When my four kids were little, she would always have bits and pieces handy in the cupboard for when they came over, like grandmas do! As for the vegetables in mum’s kitchen, Joyce would grow the vegetables herself, we always had a double allotment plot and grew copious amounts of all kinds of vegetables and fruit. 

When she made her special farmhouse stew, she would add a small tin of spaghetti (that she’d put by for the grandkids) at the end, just before serving up in a deep bowl with some creamed potato. My lot still ask for grandma’s Special Farmhouse Stew even now, and the eldest 2 lads are grown up and flown the coop!

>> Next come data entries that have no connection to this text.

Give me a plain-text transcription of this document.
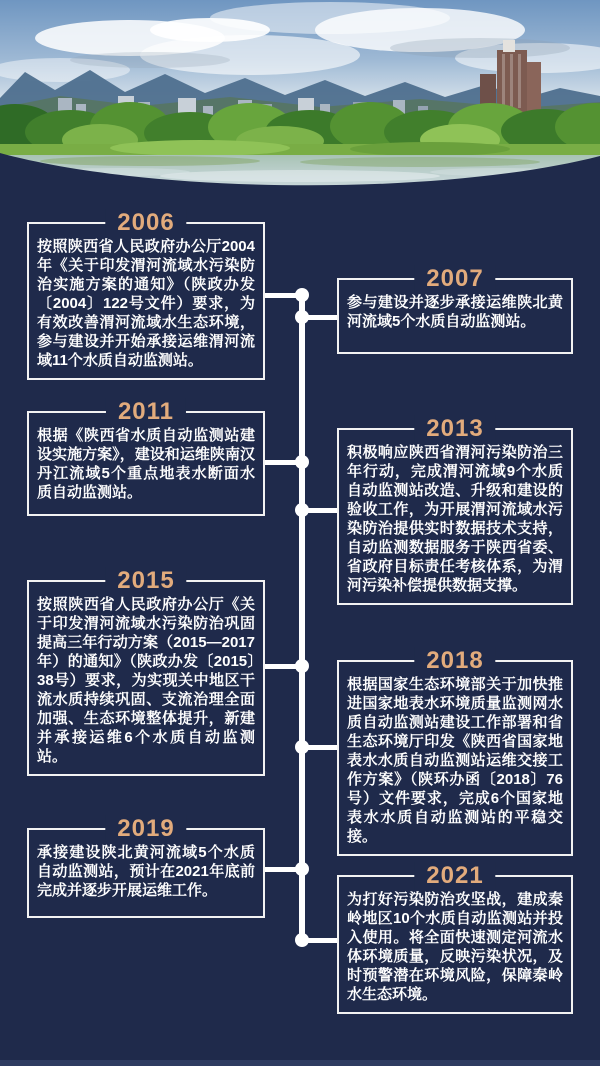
2006

按照陕西省人民政府办公厅2004年《关于印发渭河流域水污染防治实施方案的通知》（陕政办发〔2004〕122号文件）要求，为有效改善渭河流域水生态环境，参与建设并开始承接运维渭河流域11个水质自动监测站。

2007

参与建设并逐步承接运维陕北黄河流域5个水质自动监测站。

2011

根据《陕西省水质自动监测站建设实施方案》，建设和运维陕南汉丹江流域5个重点地表水断面水质自动监测站。

2013

积极响应陕西省渭河污染防治三年行动，完成渭河流域9个水质自动监测站改造、升级和建设的验收工作，为开展渭河流域水污染防治提供实时数据技术支持，自动监测数据服务于陕西省委、省政府目标责任考核体系，为渭河污染补偿提供数据支撑。

2015

按照陕西省人民政府办公厅《关于印发渭河流域水污染防治巩固提高三年行动方案（2015—2017年）的通知》（陕政办发〔2015〕38号）要求，为实现关中地区干流水质持续巩固、支流治理全面加强、生态环境整体提升，新建并承接运维6个水质自动监测站。

2018

根据国家生态环境部关于加快推进国家地表水环境质量监测网水质自动监测站建设工作部署和省生态环境厅印发《陕西省国家地表水水质自动监测站运维交接工作方案》（陕环办函〔2018〕76号）文件要求，完成6个国家地表水水质自动监测站的平稳交接。

2019

承接建设陕北黄河流域5个水质自动监测站，预计在2021年底前完成并逐步开展运维工作。

2021

为打好污染防治攻坚战，建成秦岭地区10个水质自动监测站并投入使用。将全面快速测定河流水体环境质量，反映污染状况，及时预警潜在环境风险，保障秦岭水生态环境。
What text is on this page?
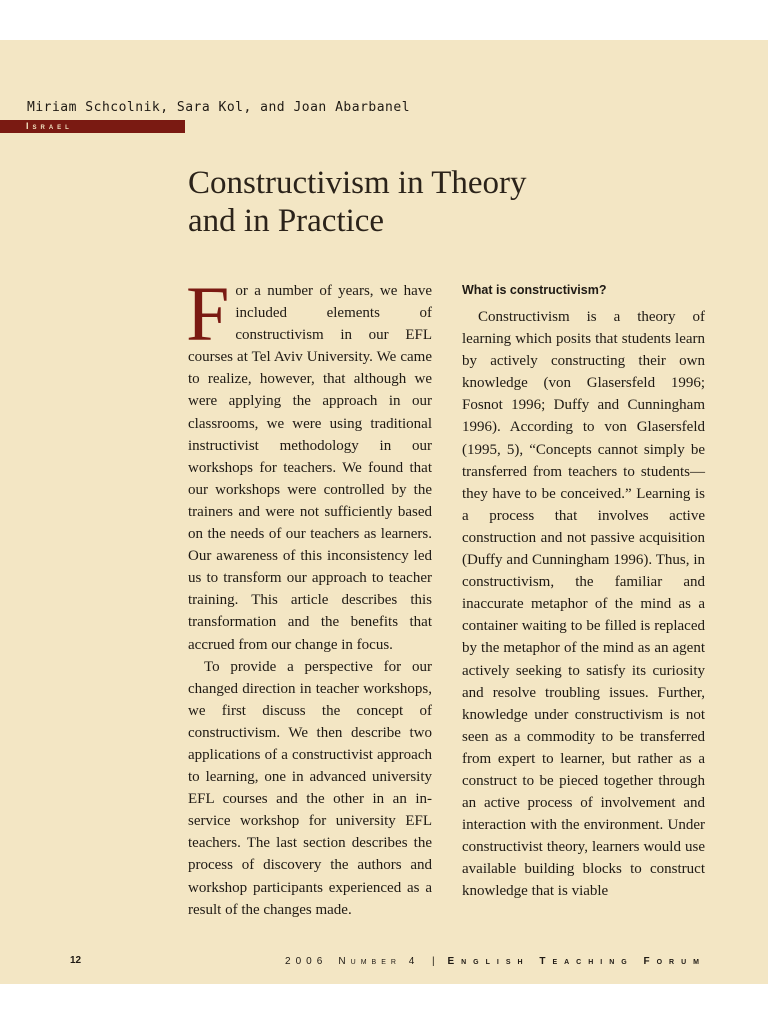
Miriam Schcolnik, Sara Kol, and Joan Abarbanel
Israel
Constructivism in Theory
and in Practice

For a number of years, we have included elements of constructivism in our EFL courses at Tel Aviv University. We came to realize, however, that although we were applying the approach in our classrooms, we were using traditional instructivist methodology in our workshops for teachers. We found that our workshops were controlled by the trainers and were not sufficiently based on the needs of our teachers as learners. Our awareness of this inconsistency led us to transform our approach to teacher training. This article describes this transformation and the benefits that accrued from our change in focus.

To provide a perspective for our changed direction in teacher workshops, we first discuss the concept of constructivism. We then describe two applications of a constructivist approach to learning, one in advanced university EFL courses and the other in an in-service workshop for university EFL teachers. The last section describes the process of discovery the authors and workshop participants experienced as a result of the changes made.

What is constructivism?

Constructivism is a theory of learning which posits that students learn by actively constructing their own knowledge (von Glasersfeld 1996; Fosnot 1996; Duffy and Cunningham 1996). According to von Glasersfeld (1995, 5), “Concepts cannot simply be transferred from teachers to students—they have to be conceived.” Learning is a process that involves active construction and not passive acquisition (Duffy and Cunningham 1996). Thus, in constructivism, the familiar and inaccurate metaphor of the mind as a container waiting to be filled is replaced by the metaphor of the mind as an agent actively seeking to satisfy its curiosity and resolve troubling issues. Further, knowledge under constructivism is not seen as a commodity to be transferred from expert to learner, but rather as a construct to be pieced together through an active process of involvement and interaction with the environment. Under constructivist theory, learners would use available building blocks to construct knowledge that is viable

12	2006 Number 4 | English Teaching Forum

I can’t help but think, wouldn’t it be a shame if I didn’t pass this recipe along the generations, it’s already come a long way from my grandma Alice’s farmhouse kitchen in Hampshire and along the maternal line to my mum Joy who passed the recipe on to me although it was rarely written down and has changed a little through the ages, for example, I’m sure grandma Alice would have used lard in her cooking, not cooking oil and I know she wouldn’t have used peppers.

I think it’s good to pass on a hug whenever you can and for whatever reason one may be needed. Who needs a reason for a hug anyway? Enjoy a big warm hug in a bowl!